As comissões de FLJ (Finanças, Legislação e Justiça) e de SPM (Serviços Públicos Municipais) vão analisar dois novos projetos. As propostas foram lidas durante a reunião extraordinária dessa quinta-feira (12). Ambas serão discutidas e votadas pelos vereadores em plenário após a emissão de parecer pelas comissões.

O PLL (Projeto de Lei do Legislativo) 28/2020, de autoria da vereadora Fiota (PSDB), denomina de Praça Geralda Domingues dos Santos a praça localizada na Rua Norival José da Silva, no Distrito do Pontal, em Ponte Nova. A exposição de motivos da matéria apresenta uma pequena biografia da homenageada. O texto está disponível na íntegra no site da Câmara.

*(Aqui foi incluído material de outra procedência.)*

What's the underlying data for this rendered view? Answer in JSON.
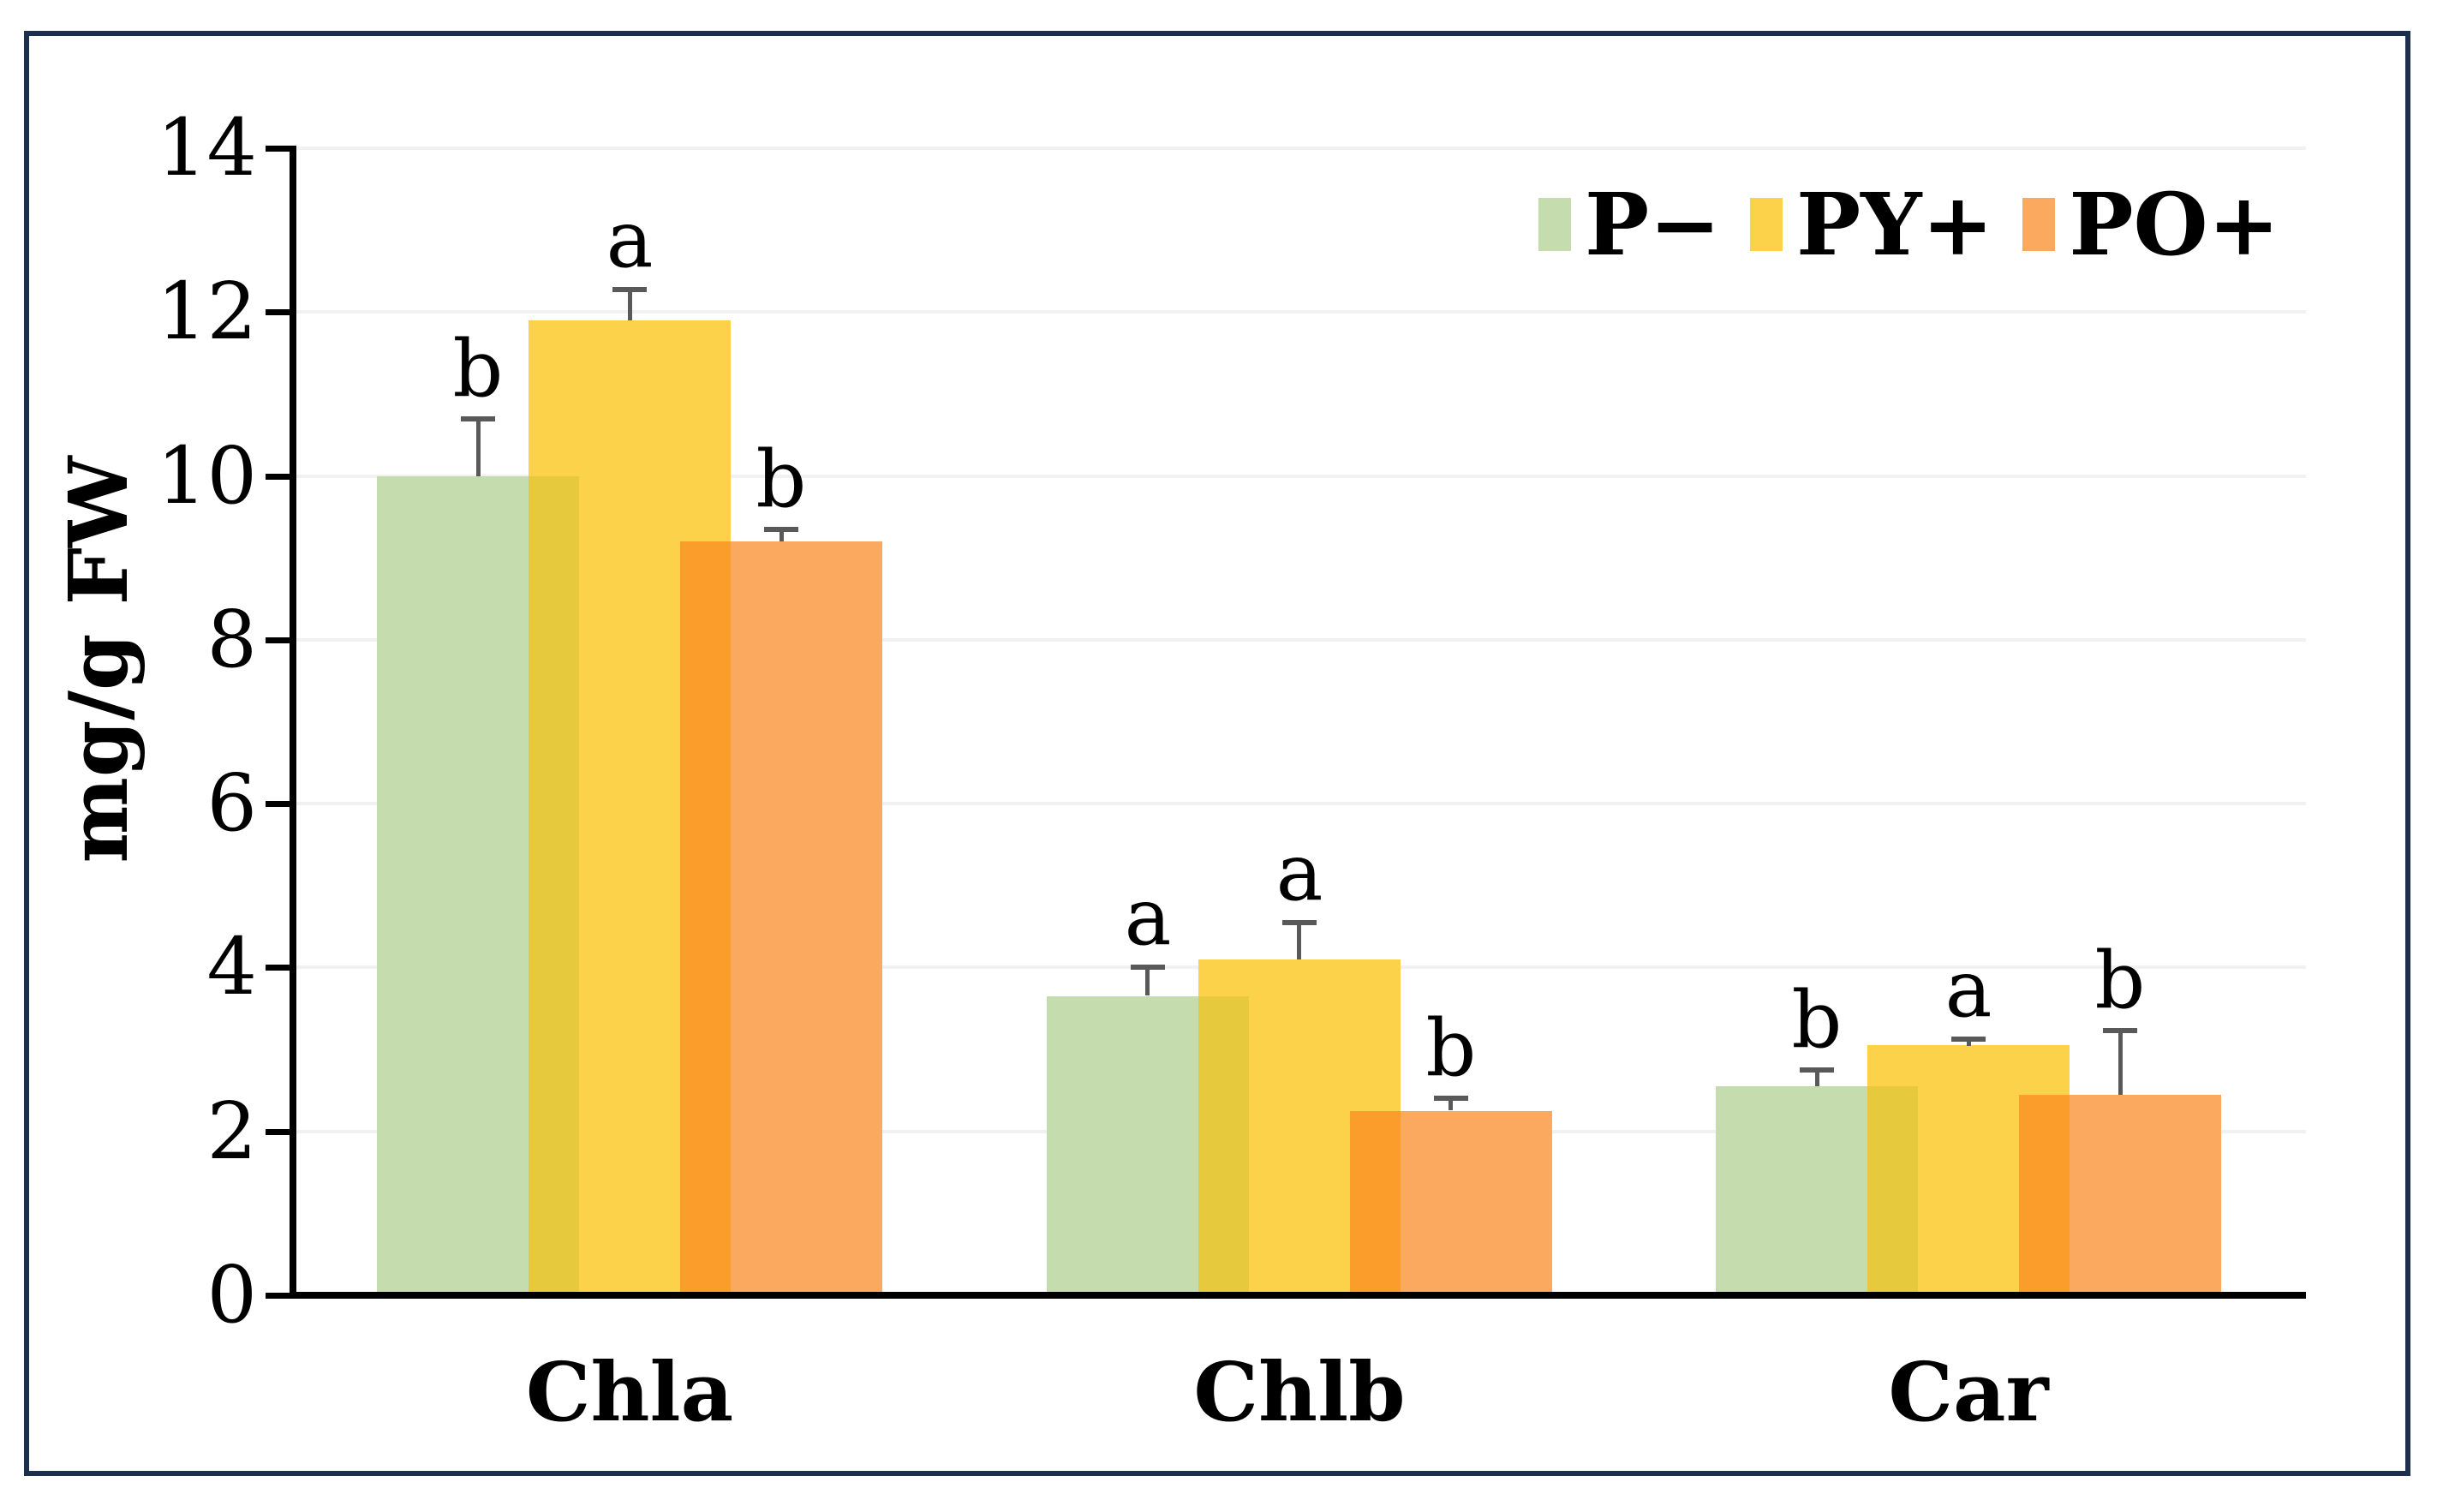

Já o PR (Projeto de Resolução) 44/2020 suspende o prazo de vigência do concurso público regido pelo Edital nº 01/2018/CPCM realizado pela Câmara Municipal de Ponte Nova para provimento de cargos efetivos. O projeto é uma iniciativa da Mesa Diretora, composta pela presidente, a vereadora Aninha de Fizica (PSB), pelo vice-presidente, o vereador Chico Fanica (PSB), e pelo secretário, o vereador Pracatá (MDB).

As provas do concurso aconteceram em dezembro de 2018. Os candidatos aprovados foram empossados em 2019. Atualmente, o prazo de vigência do concurso é de dois anos e pode ser prorrogado por mais dois anos.

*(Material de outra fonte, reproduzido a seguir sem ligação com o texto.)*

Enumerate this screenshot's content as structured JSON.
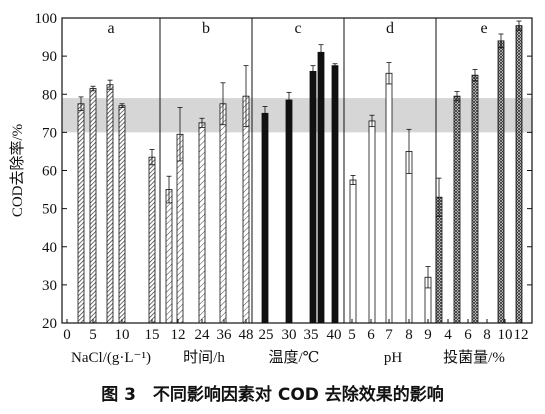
{
  "caption": "图 3　不同影响因素对 COD 去除效果的影响",
  "chart_data": {
    "type": "bar",
    "ylabel": "COD去除率/%",
    "ylim": [
      20,
      100
    ],
    "yticks": [
      "20",
      "30",
      "40",
      "50",
      "60",
      "70",
      "80",
      "90",
      "100"
    ],
    "grid": false,
    "highlight_band": [
      70,
      79
    ],
    "panels": [
      {
        "letter": "a",
        "xlabel": "NaCl/(g·L⁻¹)",
        "pattern": "hatch-dense",
        "ticks": [
          "0",
          "5",
          "10",
          "15"
        ],
        "bars": [
          {
            "x": "0",
            "value": 77.5,
            "err": 1.8
          },
          {
            "x": "5",
            "value": 81.5,
            "err": 0.6
          },
          {
            "x": "10",
            "value": 82.5,
            "err": 1.2
          },
          {
            "x": "15",
            "value": 77.0,
            "err": 0.5
          },
          {
            "x": "15",
            "value": 63.5,
            "err": 2.0
          }
        ]
      },
      {
        "letter": "b",
        "xlabel": "时间/h",
        "pattern": "hatch-light",
        "ticks": [
          "12",
          "24",
          "36",
          "48"
        ],
        "bars": [
          {
            "x": "12",
            "value": 55.0,
            "err": 3.5
          },
          {
            "x": "12",
            "value": 69.5,
            "err": 7.0
          },
          {
            "x": "24",
            "value": 72.5,
            "err": 1.2
          },
          {
            "x": "36",
            "value": 77.5,
            "err": 5.5
          },
          {
            "x": "48",
            "value": 79.5,
            "err": 8.0
          }
        ]
      },
      {
        "letter": "c",
        "xlabel": "温度/℃",
        "pattern": "solid",
        "ticks": [
          "25",
          "30",
          "35",
          "40"
        ],
        "bars": [
          {
            "x": "25",
            "value": 75.0,
            "err": 1.8
          },
          {
            "x": "30",
            "value": 78.5,
            "err": 2.0
          },
          {
            "x": "35",
            "value": 86.0,
            "err": 1.5
          },
          {
            "x": "35",
            "value": 91.0,
            "err": 2.0
          },
          {
            "x": "40",
            "value": 87.5,
            "err": 0.5
          }
        ]
      },
      {
        "letter": "d",
        "xlabel": "pH",
        "pattern": "white",
        "ticks": [
          "5",
          "6",
          "7",
          "8",
          "9"
        ],
        "bars": [
          {
            "x": "5",
            "value": 57.5,
            "err": 1.2
          },
          {
            "x": "6",
            "value": 73.0,
            "err": 1.5
          },
          {
            "x": "7",
            "value": 85.5,
            "err": 2.8
          },
          {
            "x": "8",
            "value": 65.0,
            "err": 5.8
          },
          {
            "x": "9",
            "value": 32.0,
            "err": 2.8
          }
        ]
      },
      {
        "letter": "e",
        "xlabel": "投菌量/%",
        "pattern": "crosshatch",
        "ticks": [
          "4",
          "6",
          "8",
          "10",
          "12"
        ],
        "bars": [
          {
            "x": "4",
            "value": 53.0,
            "err": 5.0
          },
          {
            "x": "4",
            "value": 79.5,
            "err": 1.2
          },
          {
            "x": "6",
            "value": 85.0,
            "err": 1.5
          },
          {
            "x": "10",
            "value": 94.0,
            "err": 1.8
          },
          {
            "x": "12",
            "value": 98.0,
            "err": 1.2
          }
        ]
      }
    ]
  }
}
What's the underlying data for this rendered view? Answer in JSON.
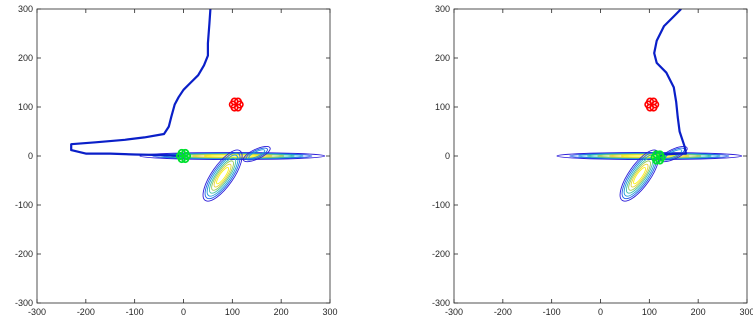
{
  "chart_data": [
    {
      "type": "line",
      "title": "",
      "xlabel": "",
      "ylabel": "",
      "xlim": [
        -300,
        300
      ],
      "ylim": [
        -300,
        300
      ],
      "xticks": [
        -300,
        -200,
        -100,
        0,
        100,
        200,
        300
      ],
      "yticks": [
        -300,
        -200,
        -100,
        0,
        100,
        200,
        300
      ],
      "grid": false,
      "series": [
        {
          "kind": "trajectory",
          "color": "#0a1fc8",
          "points": [
            [
              55,
              300
            ],
            [
              53,
              270
            ],
            [
              50,
              230
            ],
            [
              50,
              205
            ],
            [
              42,
              185
            ],
            [
              30,
              165
            ],
            [
              15,
              150
            ],
            [
              0,
              135
            ],
            [
              -10,
              120
            ],
            [
              -18,
              105
            ],
            [
              -25,
              80
            ],
            [
              -30,
              60
            ],
            [
              -40,
              45
            ],
            [
              -80,
              38
            ],
            [
              -120,
              33
            ],
            [
              -180,
              28
            ],
            [
              -230,
              24
            ],
            [
              -230,
              12
            ],
            [
              -200,
              5
            ],
            [
              -150,
              5
            ],
            [
              -100,
              3
            ],
            [
              -50,
              2
            ],
            [
              0,
              0
            ]
          ]
        },
        {
          "kind": "start-marker",
          "color": "#ff0000",
          "x": 108,
          "y": 105
        },
        {
          "kind": "end-marker",
          "color": "#00e030",
          "x": 0,
          "y": 0
        },
        {
          "kind": "contour",
          "colormap": [
            "#2a1ad9",
            "#1f5fe8",
            "#1c9ad8",
            "#3fc0a8",
            "#9ccc5a",
            "#e6d438",
            "#f9f31c"
          ]
        }
      ]
    },
    {
      "type": "line",
      "title": "",
      "xlabel": "",
      "ylabel": "",
      "xlim": [
        -300,
        300
      ],
      "ylim": [
        -300,
        300
      ],
      "xticks": [
        -300,
        -200,
        -100,
        0,
        100,
        200,
        300
      ],
      "yticks": [
        -300,
        -200,
        -100,
        0,
        100,
        200,
        300
      ],
      "grid": false,
      "series": [
        {
          "kind": "trajectory",
          "color": "#0a1fc8",
          "points": [
            [
              165,
              300
            ],
            [
              150,
              285
            ],
            [
              130,
              265
            ],
            [
              115,
              235
            ],
            [
              110,
              210
            ],
            [
              115,
              190
            ],
            [
              135,
              170
            ],
            [
              150,
              140
            ],
            [
              155,
              110
            ],
            [
              158,
              80
            ],
            [
              162,
              50
            ],
            [
              172,
              20
            ],
            [
              175,
              5
            ],
            [
              160,
              5
            ],
            [
              130,
              3
            ],
            [
              120,
              0
            ]
          ]
        },
        {
          "kind": "start-marker",
          "color": "#ff0000",
          "x": 105,
          "y": 105
        },
        {
          "kind": "end-marker",
          "color": "#00e030",
          "x": 118,
          "y": -3
        },
        {
          "kind": "contour",
          "colormap": [
            "#2a1ad9",
            "#1f5fe8",
            "#1c9ad8",
            "#3fc0a8",
            "#9ccc5a",
            "#e6d438",
            "#f9f31c"
          ]
        }
      ]
    }
  ]
}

Segundo os autores, a Lei Complementar nº 173, de 27.05.2020, determinou a suspensão da contagem do prazo de validade dos concursos públicos federais durante o período do estado de calamidade decorrente da pandemia do coronavírus. Também impôs restrições à administração pública em todas as esferas de governo, o que inclui a vedação à criação de novas despesas.

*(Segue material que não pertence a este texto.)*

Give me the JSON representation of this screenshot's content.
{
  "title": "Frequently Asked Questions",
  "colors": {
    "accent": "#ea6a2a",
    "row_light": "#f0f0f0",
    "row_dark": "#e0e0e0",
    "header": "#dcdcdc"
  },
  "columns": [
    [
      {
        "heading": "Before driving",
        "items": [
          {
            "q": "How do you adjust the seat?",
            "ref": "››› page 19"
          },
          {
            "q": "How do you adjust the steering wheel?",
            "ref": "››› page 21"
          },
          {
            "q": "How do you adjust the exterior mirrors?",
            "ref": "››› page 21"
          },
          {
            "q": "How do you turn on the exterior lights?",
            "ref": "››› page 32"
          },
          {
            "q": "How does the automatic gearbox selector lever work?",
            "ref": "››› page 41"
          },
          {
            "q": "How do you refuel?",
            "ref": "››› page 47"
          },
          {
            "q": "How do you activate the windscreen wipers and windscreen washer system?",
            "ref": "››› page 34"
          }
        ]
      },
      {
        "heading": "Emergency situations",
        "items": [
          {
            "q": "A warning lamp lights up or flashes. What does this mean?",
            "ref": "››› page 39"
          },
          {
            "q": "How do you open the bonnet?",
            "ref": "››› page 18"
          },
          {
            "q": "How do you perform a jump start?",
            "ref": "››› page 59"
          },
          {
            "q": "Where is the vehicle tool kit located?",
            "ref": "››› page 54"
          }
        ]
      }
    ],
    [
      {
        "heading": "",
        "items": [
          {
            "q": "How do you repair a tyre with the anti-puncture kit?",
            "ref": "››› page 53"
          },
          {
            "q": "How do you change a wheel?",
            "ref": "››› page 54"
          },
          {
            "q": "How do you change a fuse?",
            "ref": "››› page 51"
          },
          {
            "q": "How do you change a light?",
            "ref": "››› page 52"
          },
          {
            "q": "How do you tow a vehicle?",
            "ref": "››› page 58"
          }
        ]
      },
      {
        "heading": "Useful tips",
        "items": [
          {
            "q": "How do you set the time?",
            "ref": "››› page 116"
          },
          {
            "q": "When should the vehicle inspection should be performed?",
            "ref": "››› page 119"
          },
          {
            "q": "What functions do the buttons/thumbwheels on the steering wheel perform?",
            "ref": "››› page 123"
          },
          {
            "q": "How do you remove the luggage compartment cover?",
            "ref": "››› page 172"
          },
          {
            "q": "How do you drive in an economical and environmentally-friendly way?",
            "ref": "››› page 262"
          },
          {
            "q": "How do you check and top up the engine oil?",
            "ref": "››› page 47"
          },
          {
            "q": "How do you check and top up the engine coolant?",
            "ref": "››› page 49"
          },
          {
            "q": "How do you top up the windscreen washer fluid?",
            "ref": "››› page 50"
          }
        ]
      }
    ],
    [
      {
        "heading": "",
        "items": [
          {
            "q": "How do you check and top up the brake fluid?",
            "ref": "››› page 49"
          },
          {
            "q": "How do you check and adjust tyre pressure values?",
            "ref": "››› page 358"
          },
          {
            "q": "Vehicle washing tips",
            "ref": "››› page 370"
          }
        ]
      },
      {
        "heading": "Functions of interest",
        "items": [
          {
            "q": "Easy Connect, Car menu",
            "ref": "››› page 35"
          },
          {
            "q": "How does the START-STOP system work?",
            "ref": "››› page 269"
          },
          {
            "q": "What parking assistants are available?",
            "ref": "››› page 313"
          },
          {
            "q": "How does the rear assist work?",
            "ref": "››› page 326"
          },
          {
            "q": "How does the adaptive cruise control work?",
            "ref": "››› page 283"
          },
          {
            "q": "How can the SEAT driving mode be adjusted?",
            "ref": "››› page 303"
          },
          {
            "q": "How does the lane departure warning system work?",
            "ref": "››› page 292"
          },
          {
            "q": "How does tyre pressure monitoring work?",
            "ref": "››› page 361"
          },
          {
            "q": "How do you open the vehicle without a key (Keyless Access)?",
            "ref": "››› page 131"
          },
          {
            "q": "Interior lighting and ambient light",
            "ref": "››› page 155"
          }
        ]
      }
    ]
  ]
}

A Mesa Diretora considera que não é razoável que se prossiga com a contagem do prazo de validade do concurso público durante o período da pandemia, já que tal circunstância gera prejuízo para os candidatos aprovados e que aguardam eventual nomeação, e também para a própria administração, seja pelos altos custos de realização de concurso público, seja porque na eventual necessidade de novos servidores, não poderá fazer nomeações durante o estado de emergência.

Medida similar à adota pelo Governo Federal foi seguida também pelo Governo de Minas Gerais.